In other words, there’s always room for one more. Bubbly Kowalczuk owns six bikes and took time to show them all off at a Saturday-night barbecue. Between bites of quinoa salad and homemade burgers, Kowalczuk explained how her love of bikes morphed to the point where her collection includes a 46-inch (frame) Le Mans racer, a 48-inch Centurion racer, a Miele racing bike, a Care Bear “Care-a-lot” small bike, a pink clown bike, and a mini tall bike with odd wheels.
It’s the last one, simply tagged “Mini Tall”, that gets the most attention with its sheer size and irregular appearance.
“Mini Tall is two BMX bikes,” Ko-walczuk said of the twin frames that make up the bike’s body. “The bottom one is flipped upside down and it’s got the extended front.

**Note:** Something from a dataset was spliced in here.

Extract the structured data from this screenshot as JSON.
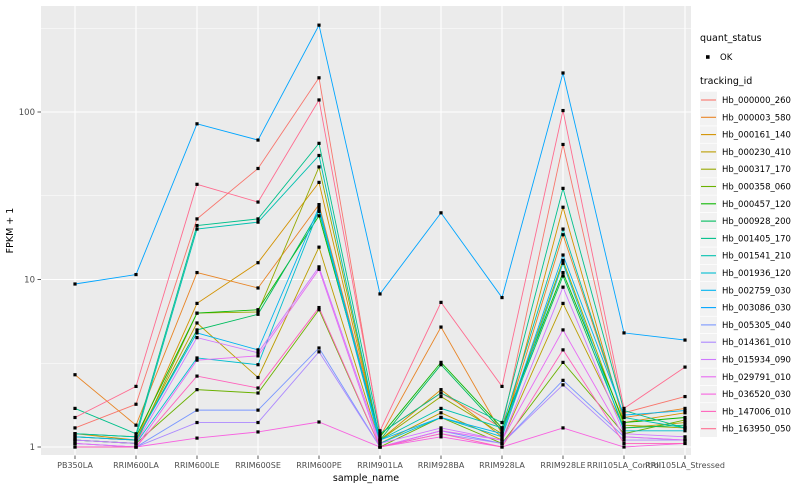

I drilled apart a cog set, and for some reason I wanted to make the bike more ”˜mine’, an extension of myself. So I put the cogs in the rough shape of one of my [forearm] tattoo components here [at the front]. These [tattoos] are crystal chemistry—so this is the atomic building blocks of silicate minerals.”
Kowalczuk recently graduated with a masters’ degree in geology and geography from SFU. She said she regularly commuted up and down the mountain on one of her racing bikes. Although she said that she found commuting rewarding, the fun she had going to events organized by local cycling scenesters was what inspired her when she moved to Vancouver three years ago. (Nicole “Nix” Bennett from the B:C:Clettes bike dance collective showed up at the barbecue following a bike performance at the Trout Lake Farmers Market earlier that day.)

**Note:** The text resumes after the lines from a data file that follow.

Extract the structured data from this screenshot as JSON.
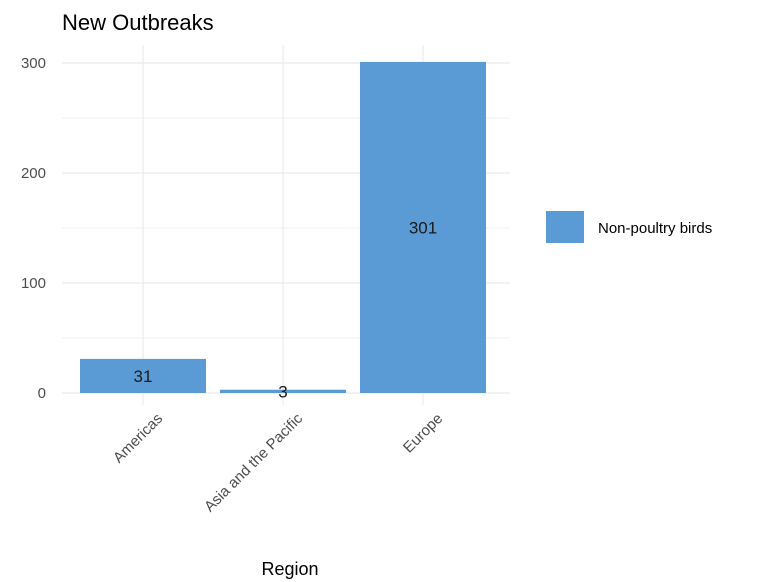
{
  "chart_data": {
    "type": "bar",
    "title": "New Outbreaks",
    "xlabel": "Region",
    "ylabel": "",
    "categories": [
      "Americas",
      "Asia and the Pacific",
      "Europe"
    ],
    "series": [
      {
        "name": "Non-poultry birds",
        "values": [
          31,
          3,
          301
        ],
        "color": "#5b9bd5"
      }
    ],
    "data_labels": [
      "31",
      "3",
      "301"
    ],
    "ylim": [
      0,
      310
    ],
    "yticks": [
      0,
      100,
      200,
      300
    ],
    "grid": true,
    "legend_position": "right"
  }
}
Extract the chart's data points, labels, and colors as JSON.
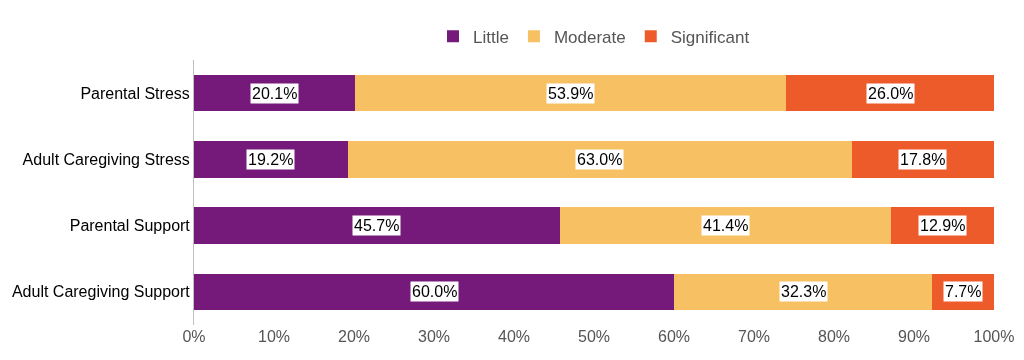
{
  "chart_data": {
    "type": "bar",
    "orientation": "horizontal",
    "stacked": true,
    "legend": "top",
    "grid": false,
    "categories": [
      "Parental Stress",
      "Adult Caregiving Stress",
      "Parental Support",
      "Adult Caregiving Support"
    ],
    "series": [
      {
        "name": "Little",
        "color": "#751a7b",
        "values": [
          20.1,
          19.2,
          45.7,
          60.0
        ],
        "value_labels": [
          "20.1%",
          "19.2%",
          "45.7%",
          "60.0%"
        ]
      },
      {
        "name": "Moderate",
        "color": "#f6c063",
        "values": [
          53.9,
          63.0,
          41.4,
          32.3
        ],
        "value_labels": [
          "53.9%",
          "63.0%",
          "41.4%",
          "32.3%"
        ]
      },
      {
        "name": "Significant",
        "color": "#ee5b2b",
        "values": [
          26.0,
          17.8,
          12.9,
          7.7
        ],
        "value_labels": [
          "26.0%",
          "17.8%",
          "12.9%",
          "7.7%"
        ]
      }
    ],
    "xlim": [
      0,
      100
    ],
    "xticks": [
      {
        "value": 0,
        "label": "0%"
      },
      {
        "value": 10,
        "label": "10%"
      },
      {
        "value": 20,
        "label": "20%"
      },
      {
        "value": 30,
        "label": "30%"
      },
      {
        "value": 40,
        "label": "40%"
      },
      {
        "value": 50,
        "label": "50%"
      },
      {
        "value": 60,
        "label": "60%"
      },
      {
        "value": 70,
        "label": "70%"
      },
      {
        "value": 80,
        "label": "80%"
      },
      {
        "value": 90,
        "label": "90%"
      },
      {
        "value": 100,
        "label": "100%"
      }
    ]
  }
}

“It was basically the June MC3 [Margaret Charles Chopper Collective] ride,” she said of her 2007 epiphany. “And I’d been going on a couple of MC3 rides and it looked so damn fun.”
Multiple chopper owner Kevin “Mitch” Mitchell is also not averse to fun. When the Straight caught up with him and his orange $500 Kustom Kruiser Slick Daddy at the May 29 Critical Mass bike ride, he was swigging beer quietly from a can.

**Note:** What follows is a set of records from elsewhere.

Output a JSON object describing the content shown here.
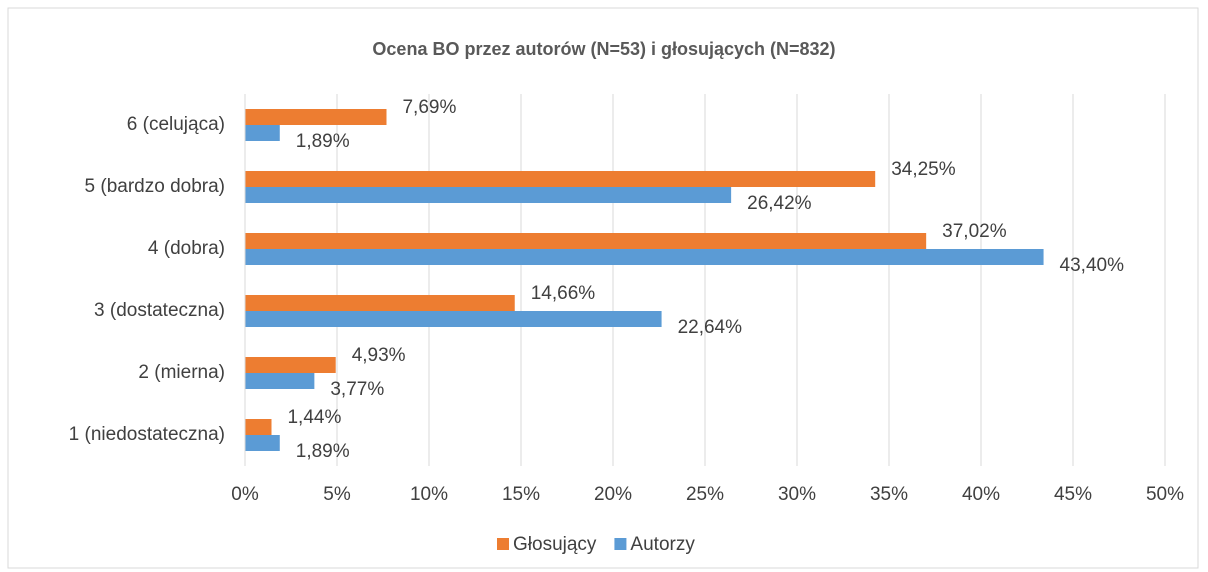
{
  "chart_data": {
    "type": "hbar",
    "title": "Ocena BO przez autorów (N=53) i głosujących (N=832)",
    "categories": [
      "6 (celująca)",
      "5 (bardzo dobra)",
      "4 (dobra)",
      "3 (dostateczna)",
      "2 (mierna)",
      "1 (niedostateczna)"
    ],
    "series": [
      {
        "name": "Głosujący",
        "color": "#ed7d31",
        "values": [
          7.69,
          34.25,
          37.02,
          14.66,
          4.93,
          1.44
        ],
        "value_labels": [
          "7,69%",
          "34,25%",
          "37,02%",
          "14,66%",
          "4,93%",
          "1,44%"
        ]
      },
      {
        "name": "Autorzy",
        "color": "#5b9bd5",
        "values": [
          1.89,
          26.42,
          43.4,
          22.64,
          3.77,
          1.89
        ],
        "value_labels": [
          "1,89%",
          "26,42%",
          "43,40%",
          "22,64%",
          "3,77%",
          "1,89%"
        ]
      }
    ],
    "xlim": [
      0,
      50
    ],
    "xticks": [
      {
        "value": 0,
        "label": "0%"
      },
      {
        "value": 5,
        "label": "5%"
      },
      {
        "value": 10,
        "label": "10%"
      },
      {
        "value": 15,
        "label": "15%"
      },
      {
        "value": 20,
        "label": "20%"
      },
      {
        "value": 25,
        "label": "25%"
      },
      {
        "value": 30,
        "label": "30%"
      },
      {
        "value": 35,
        "label": "35%"
      },
      {
        "value": 40,
        "label": "40%"
      },
      {
        "value": 45,
        "label": "45%"
      },
      {
        "value": 50,
        "label": "50%"
      }
    ],
    "grid": true,
    "legend": "bottom"
  }
}
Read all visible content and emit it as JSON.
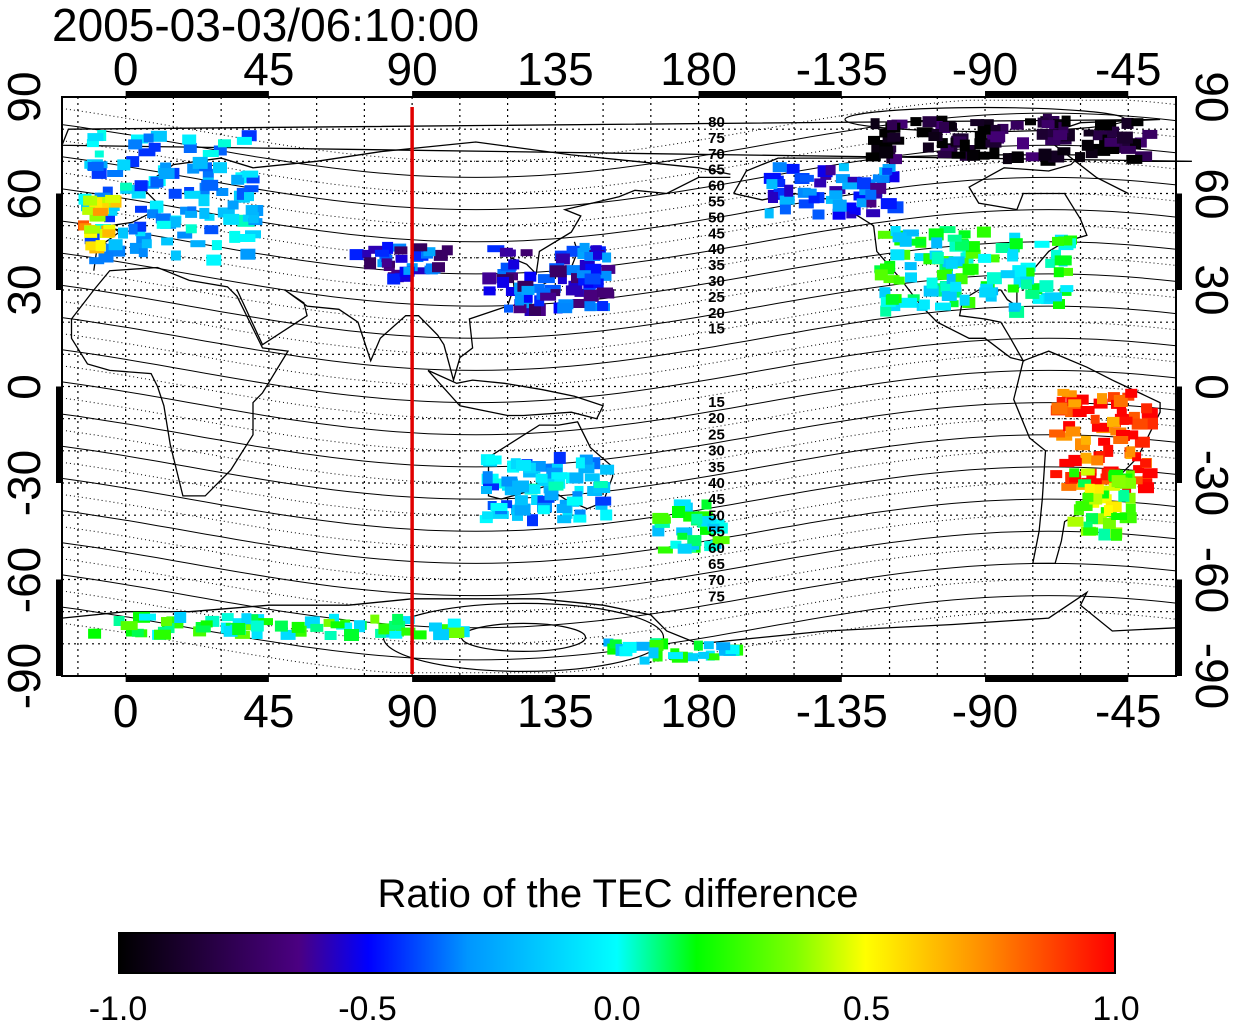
{
  "title": "2005-03-03/06:10:00",
  "longitude_ticks": [
    "0",
    "45",
    "90",
    "135",
    "180",
    "-135",
    "-90",
    "-45"
  ],
  "latitude_ticks": [
    "90",
    "60",
    "30",
    "0",
    "-30",
    "-60",
    "-90"
  ],
  "contour_labels_north": [
    "80",
    "75",
    "70",
    "65",
    "60",
    "55",
    "50",
    "45",
    "40",
    "35",
    "30",
    "25",
    "20",
    "15"
  ],
  "contour_labels_south": [
    "15",
    "20",
    "25",
    "30",
    "35",
    "40",
    "45",
    "50",
    "55",
    "60",
    "65",
    "70",
    "75"
  ],
  "colorbar": {
    "title": "Ratio of the TEC difference",
    "ticks": [
      "-1.0",
      "-0.5",
      "0.0",
      "0.5",
      "1.0"
    ]
  },
  "colors": {
    "marker_line": "#e00000",
    "negative_strong": "#2a0a5e",
    "negative": "#1e50ff",
    "neutral": "#30d0e0",
    "positive": "#40e040",
    "positive_strong": "#ff2020"
  },
  "chart_data": {
    "type": "heatmap",
    "title": "2005-03-03/06:10:00",
    "x_ticks": [
      0,
      45,
      90,
      135,
      180,
      -135,
      -90,
      -45
    ],
    "y_ticks": [
      90,
      60,
      30,
      0,
      -30,
      -60,
      -90
    ],
    "xlim": [
      -20,
      330
    ],
    "ylim": [
      -90,
      90
    ],
    "marker_longitude": 90,
    "grid": true,
    "colorbar_range": [
      -1.0,
      1.0
    ],
    "colorbar_label": "Ratio of the TEC difference",
    "regions": [
      {
        "lon": [
          -15,
          40
        ],
        "lat": [
          40,
          80
        ],
        "value": -0.2
      },
      {
        "lon": [
          -15,
          -5
        ],
        "lat": [
          45,
          60
        ],
        "value": 0.6
      },
      {
        "lon": [
          70,
          100
        ],
        "lat": [
          35,
          45
        ],
        "value": -0.5
      },
      {
        "lon": [
          110,
          150
        ],
        "lat": [
          25,
          45
        ],
        "value": -0.5
      },
      {
        "lon": [
          200,
          240
        ],
        "lat": [
          55,
          70
        ],
        "value": -0.4
      },
      {
        "lon": [
          235,
          295
        ],
        "lat": [
          25,
          50
        ],
        "value": 0.05
      },
      {
        "lon": [
          230,
          320
        ],
        "lat": [
          72,
          85
        ],
        "value": -0.9
      },
      {
        "lon": [
          290,
          320
        ],
        "lat": [
          -30,
          0
        ],
        "value": 0.9
      },
      {
        "lon": [
          295,
          315
        ],
        "lat": [
          -45,
          -25
        ],
        "value": 0.3
      },
      {
        "lon": [
          110,
          150
        ],
        "lat": [
          -40,
          -20
        ],
        "value": -0.2
      },
      {
        "lon": [
          165,
          185
        ],
        "lat": [
          -50,
          -35
        ],
        "value": 0.05
      },
      {
        "lon": [
          -15,
          110
        ],
        "lat": [
          -76,
          -70
        ],
        "value": 0.1
      },
      {
        "lon": [
          150,
          190
        ],
        "lat": [
          -84,
          -78
        ],
        "value": 0.0
      }
    ]
  }
}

“Well, normally I don’t bring it with me, but normally I’ll have a beer before,” Mitchell told the Straight in a later phone interview. “I figure a couple of beers is nothing compared to some of the harder things people do.”
Mitchell, who works on television commercials, also owns a hard-tail mountain bike and two “shyte bykes” he built in Squamish, where he is based when not working in Burnaby at his film space. One shyte byke was road-tested by actor Pierce Brosnan and now sits on top of the Choppers Diner in East Vancouver, he said.
“We were doing a Korean menswear commercial with him [Brosnan], and it was a very, very small, tight little crew,” Mitchell said. “So I just got my bike one day and he said it was cool, so I asked him if he wanted to sit on it. He’s a super-cool guy.”
Not afraid to tell a story or two, Mitchell refers to his first Critical Mass bike ride last year. As the group of riders snaked along Beach Avenue later in the evening, he said, they passed a couple making out on the side of the road. As the riders began cheering and hollering, the woman gave them a “full beaver shot”.
“In the States they show breasts, but in Canada it’s the Canadian beaver,” Mitchell said at the Critical Mass ride. “Maybe we’ll get a beaver shot again today.”
That didn’t happen, but hairdresser Steve Jiu, 35—self-professed owner of “Canada’s only carbon-neutral salon”—enjoyed the ride. Jiu, who grew up in East Vancouver, dresses up as Elvis at Work Less Party parties. At the May 29 Critical Mass, he sported his orange Fastback 100. Jiu said he bought it from a friend in Whistler for $250 and “it’s been a killer bike ever since.”
“There are different types of hairdressers, right?” Jiu said about his choice of bicycle. “I have a salon up in Whistler too. So, I’m kind of more a Whistler kind of kid. Twelve years ago, I wanted to be a snowboard bum, but that plan failed miserably.”
When asked why he rides a wacky bike, he summed it up this way: “More smiles per mile.”
And more smiles per dollar, according to Kowalczuk. “You don’t have to have a lot of money to have a lot of bikes.”